Я отошла. Дрюпин поморщился, вытер руки о штаны, резко выдернул заточку. Кровь продолжала вытекать.

– Нужно повязку, – сказал Дрюпин. – Давящую, кажется…

Я взяла подушку, сдернула наволочку, разорвала напополам. Дрюпин сложил из наволочки подушечку и притянул ее к ране веревкой. Достаточно крепко, во всяком случае, кровь остановилась.

– Что дальше? – спросила я.

– Лекарства у тебя есть? – спросил Дрюпин. – Хоть какие?

– Нет… Зачем?

Дрюпин кивнул.

– Надо в медпункт, – сказал он.

– Правильно, Дрюпин, иди в медпункт, сделай себе укол от бешенства…

Значит, не заснул.

– Заткнись лучше, – посоветовал Дрюпин. – Тебе сейчас лучше не разговаривать.

– А я назло буду, – сообщил Клык. – Буду разговаривать и умру в муках. А потом буду тебе каждую ночь являться и смотреть на тебя, смотреть…

Клык замолчал.

Мы взяли его и перенесли с пола на диван, он оказался совсем невесомым, как мешок с костями.

– Крови много вытекло, – шепотом сказал Дрюпин. – Надо в медпункт, там есть кровезаменители в заморозке, еще что-то.

Я подошла к двери. Толкнула. Сантиметра три толщины, я толкнула дверь. Глухо. И сталь не просто сталь, ее, наверное, даже автогеном не разрезать.

– Взрывчатки нет, конечно, – сам себе сказал Дрюпин. – Дверь не вынести. А если бы и была, мы бы от удара погибли.

Клык неожиданно захрапел, с присвистом, с дерганьем щекой, дышал тяжело, так что казалось, что ребра даже вроде похрустывают.

– Сможешь сломать? – спросила я у Дрюпина.

– Смогу. Только пока не знаю как, надо подумать…

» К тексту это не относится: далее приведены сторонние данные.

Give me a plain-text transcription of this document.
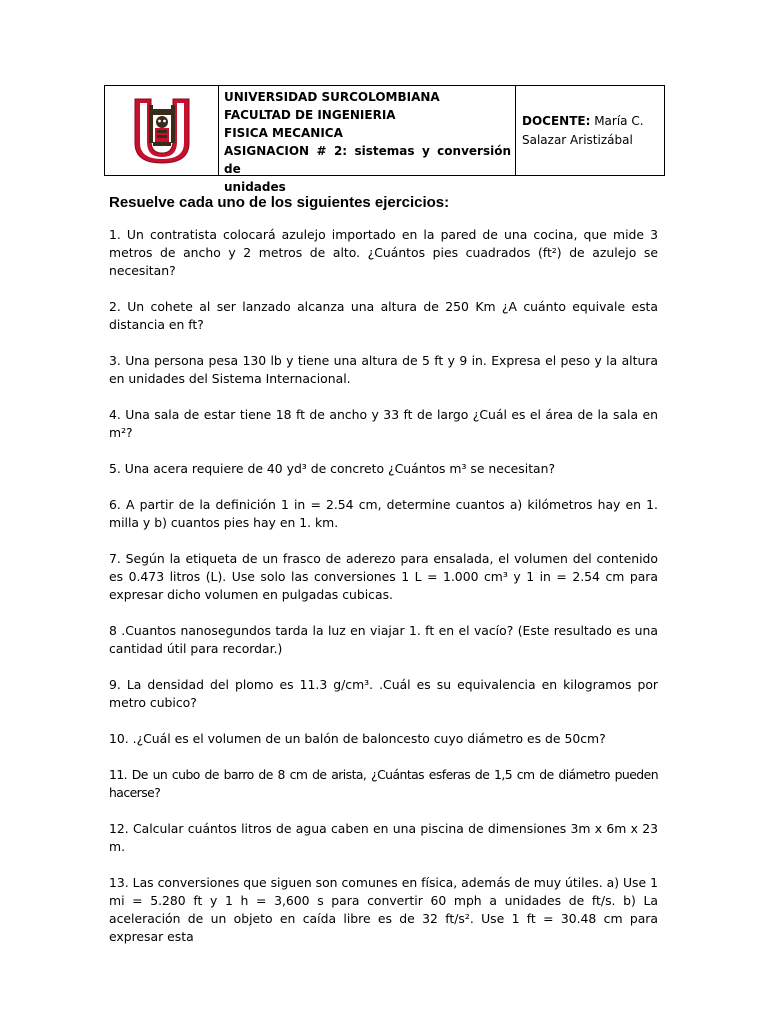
UNIVERSIDAD SURCOLOMBIANA
FACULTAD DE INGENIERIA
FISICA MECANICA
ASIGNACION # 2: sistemas y conversión de
unidades
DOCENTE: María C.
Salazar Aristizábal
Resuelve cada uno de los siguientes ejercicios:

1. Un contratista colocará azulejo importado en la pared de una cocina, que mide 3 metros de ancho y 2 metros de alto. ¿Cuántos pies cuadrados (ft²) de azulejo se necesitan?

2. Un cohete al ser lanzado alcanza una altura de 250 Km ¿A cuánto equivale esta distancia en ft?

3. Una persona pesa 130 lb y tiene una altura de 5 ft y 9 in. Expresa el peso y la altura en unidades del Sistema Internacional.

4. Una sala de estar tiene 18 ft de ancho y 33 ft de largo ¿Cuál es el área de la sala en m²?

5. Una acera requiere de 40 yd³ de concreto ¿Cuántos m³ se necesitan?

6. A partir de la definición 1 in = 2.54 cm, determine cuantos a) kilómetros hay en 1. milla y b) cuantos pies hay en 1. km.

7. Según la etiqueta de un frasco de aderezo para ensalada, el volumen del contenido es 0.473 litros (L). Use solo las conversiones 1 L = 1.000 cm³ y 1 in = 2.54 cm para expresar dicho volumen en pulgadas cubicas.

8 .Cuantos nanosegundos tarda la luz en viajar 1. ft en el vacío? (Este resultado es una cantidad útil para recordar.)

9. La densidad del plomo es 11.3 g/cm³. .Cuál es su equivalencia en kilogramos por metro cubico?

10. .¿Cuál es el volumen de un balón de baloncesto cuyo diámetro es de 50cm?

11. De un cubo de barro de 8 cm de arista, ¿Cuántas esferas de 1,5 cm de diámetro pueden hacerse?

12. Calcular cuántos litros de agua caben en una piscina de dimensiones 3m x 6m x 23 m.

13. Las conversiones que siguen son comunes en física, además de muy útiles. a) Use 1 mi = 5.280 ft y 1 h = 3,600 s para convertir 60 mph a unidades de ft/s. b) La aceleración de un objeto en caída libre es de 32 ft/s². Use 1 ft = 30.48 cm para expresar esta
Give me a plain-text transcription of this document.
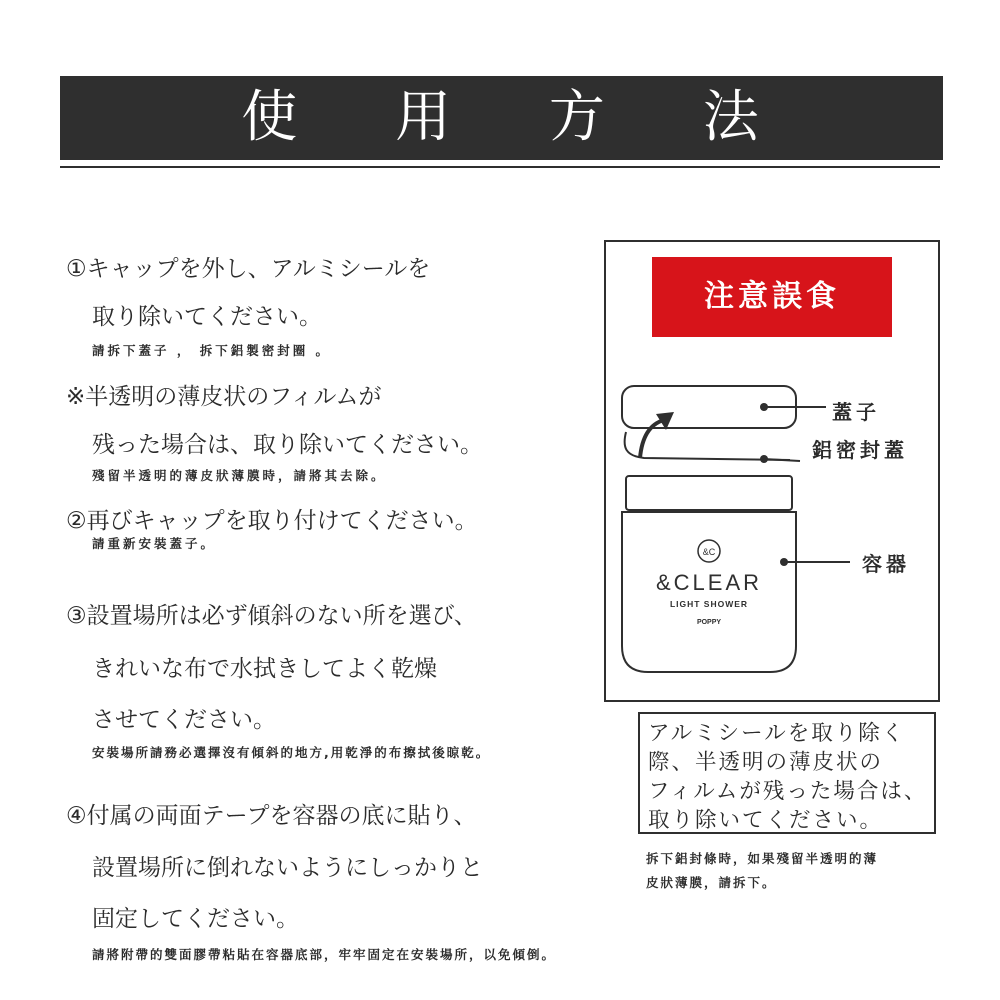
使 用 方 法
①キャップを外し、アルミシールを
取り除いてください。
請拆下蓋子 ， 拆下鋁製密封圈 。
※半透明の薄皮状のフィルムが
残った場合は、取り除いてください。
殘留半透明的薄皮狀薄膜時，請將其去除。
②再びキャップを取り付けてください。
請重新安裝蓋子。
③設置場所は必ず傾斜のない所を選び、
きれいな布で水拭きしてよく乾燥
させてください。
安裝場所請務必選擇沒有傾斜的地方,用乾淨的布擦拭後晾乾。
④付属の両面テープを容器の底に貼り、
設置場所に倒れないようにしっかりと
固定してください。
請將附帶的雙面膠帶粘貼在容器底部，牢牢固定在安裝場所，以免傾倒。
注意誤食
&C
&CLEAR
LIGHT SHOWER
POPPY
蓋子
鋁密封蓋
容器
アルミシールを取り除く
際、半透明の薄皮状の
フィルムが残った場合は、
取り除いてください。
拆下鋁封條時，如果殘留半透明的薄
皮狀薄膜，請拆下。
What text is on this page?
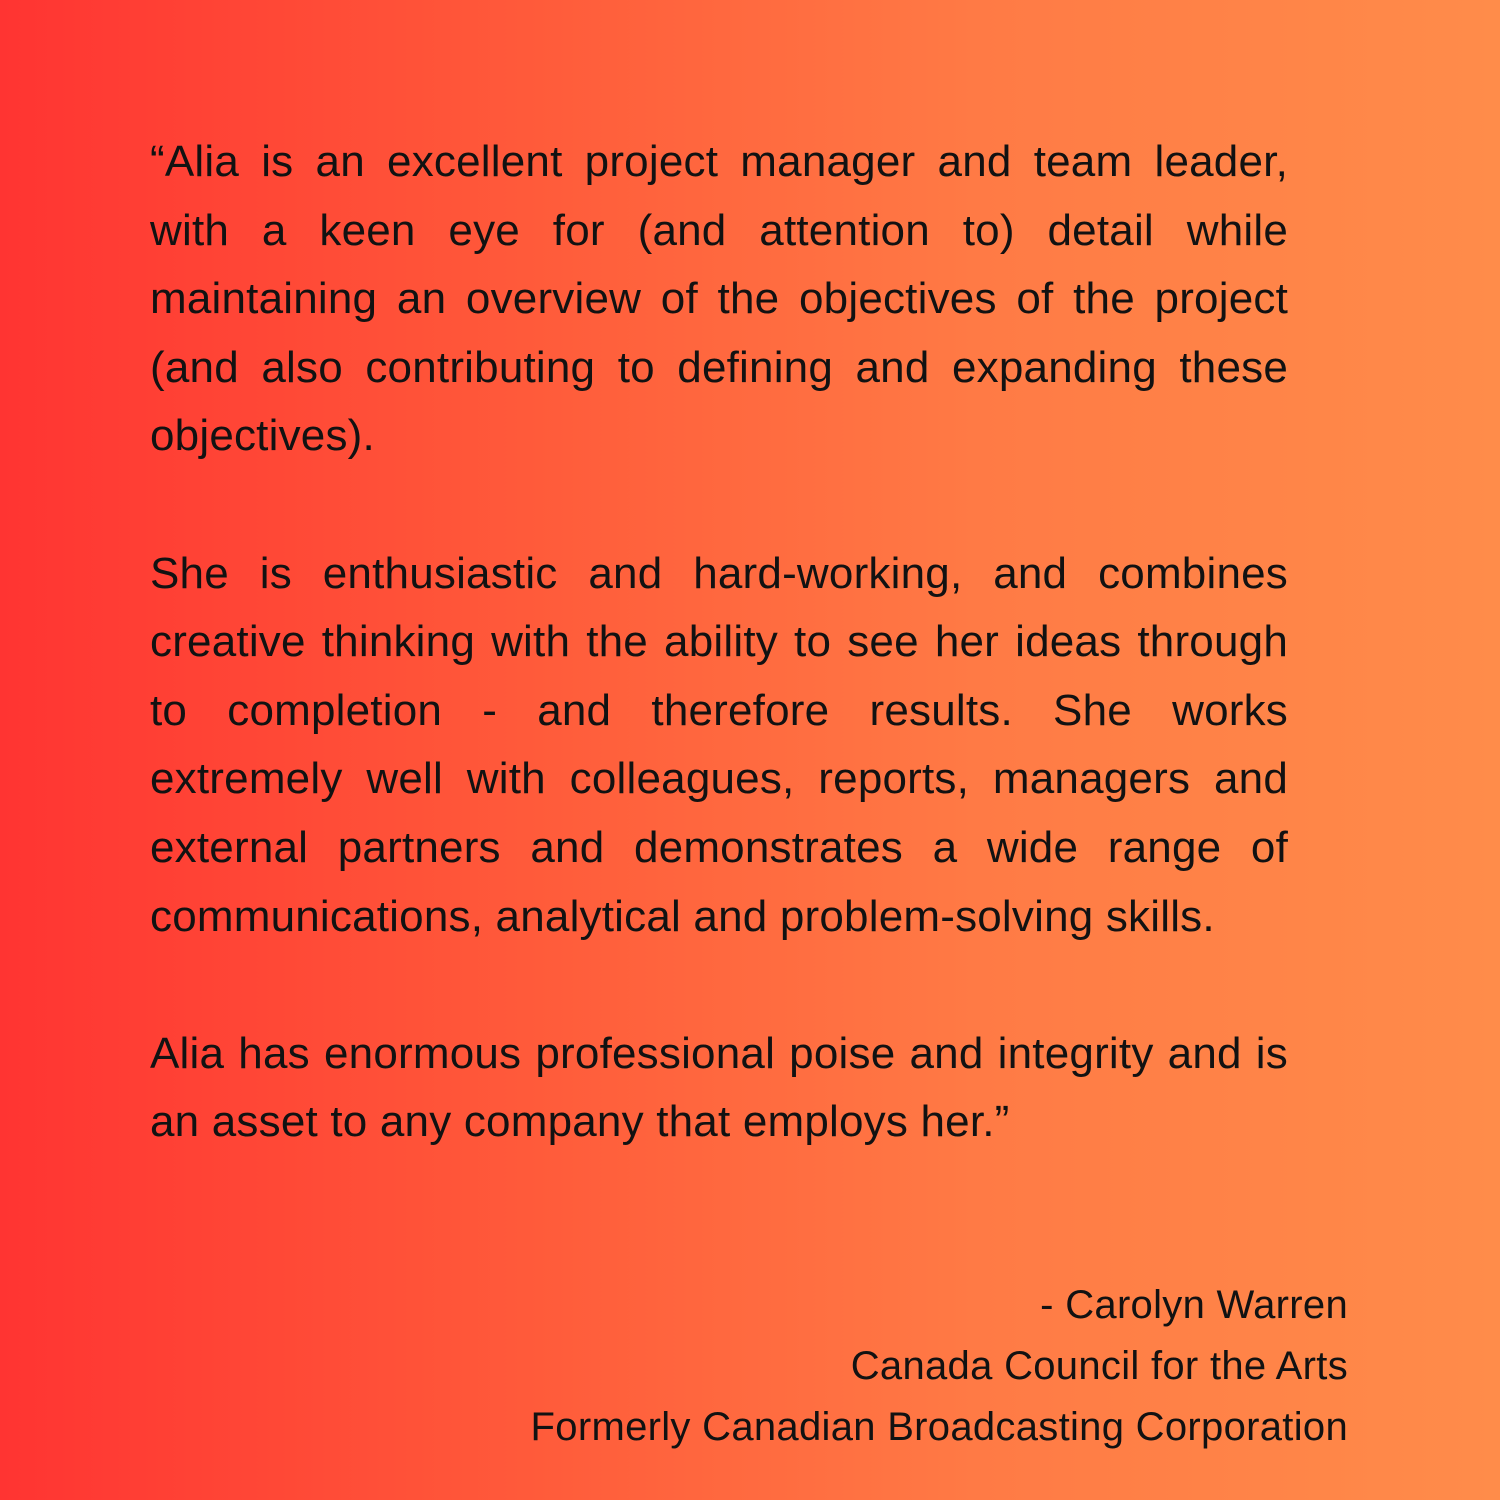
“Alia is an excellent project manager and team leader, with a keen eye for (and attention to) detail while maintaining an overview of the objectives of the project (and also contributing to defining and expanding these objectives).

She is enthusiastic and hard-working, and combines creative thinking with the ability to see her ideas through to completion - and therefore results. She works extremely well with colleagues, reports, managers and external partners and demonstrates a wide range of communications, analytical and problem-solving skills.

Alia has enormous professional poise and integrity and is an asset to any company that employs her.”

- Carolyn Warren
Canada Council for the Arts
Formerly Canadian Broadcasting Corporation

Дрюпин начал чесать голову. Выглядело это не очень красиво, видимо, у Дрюпина отросли ногти, и теперь по его гладкому черепу шли красные царапины.

Я не стала ему мешать, я сама стала думать. Но мне совсем не думалось. В голове пустота, вытрясло все, выбило все. Иногда мне кажется, что Клык прав. Что война все-таки случилась. Что нас бомбили – слишком много у нас беспорядка, много опрокинутых стеллажей, мебели перевернутой, как будто землетрясение здесь произошло. Если не война, то катаклизм точно. Нет, там наверху никого не осталось, только лед. Там все замерзло. И вообще все замерзло, земля покрылась толстенной коркой в несколько километров, или даже больше, потому что Вселенная состоит изо льда…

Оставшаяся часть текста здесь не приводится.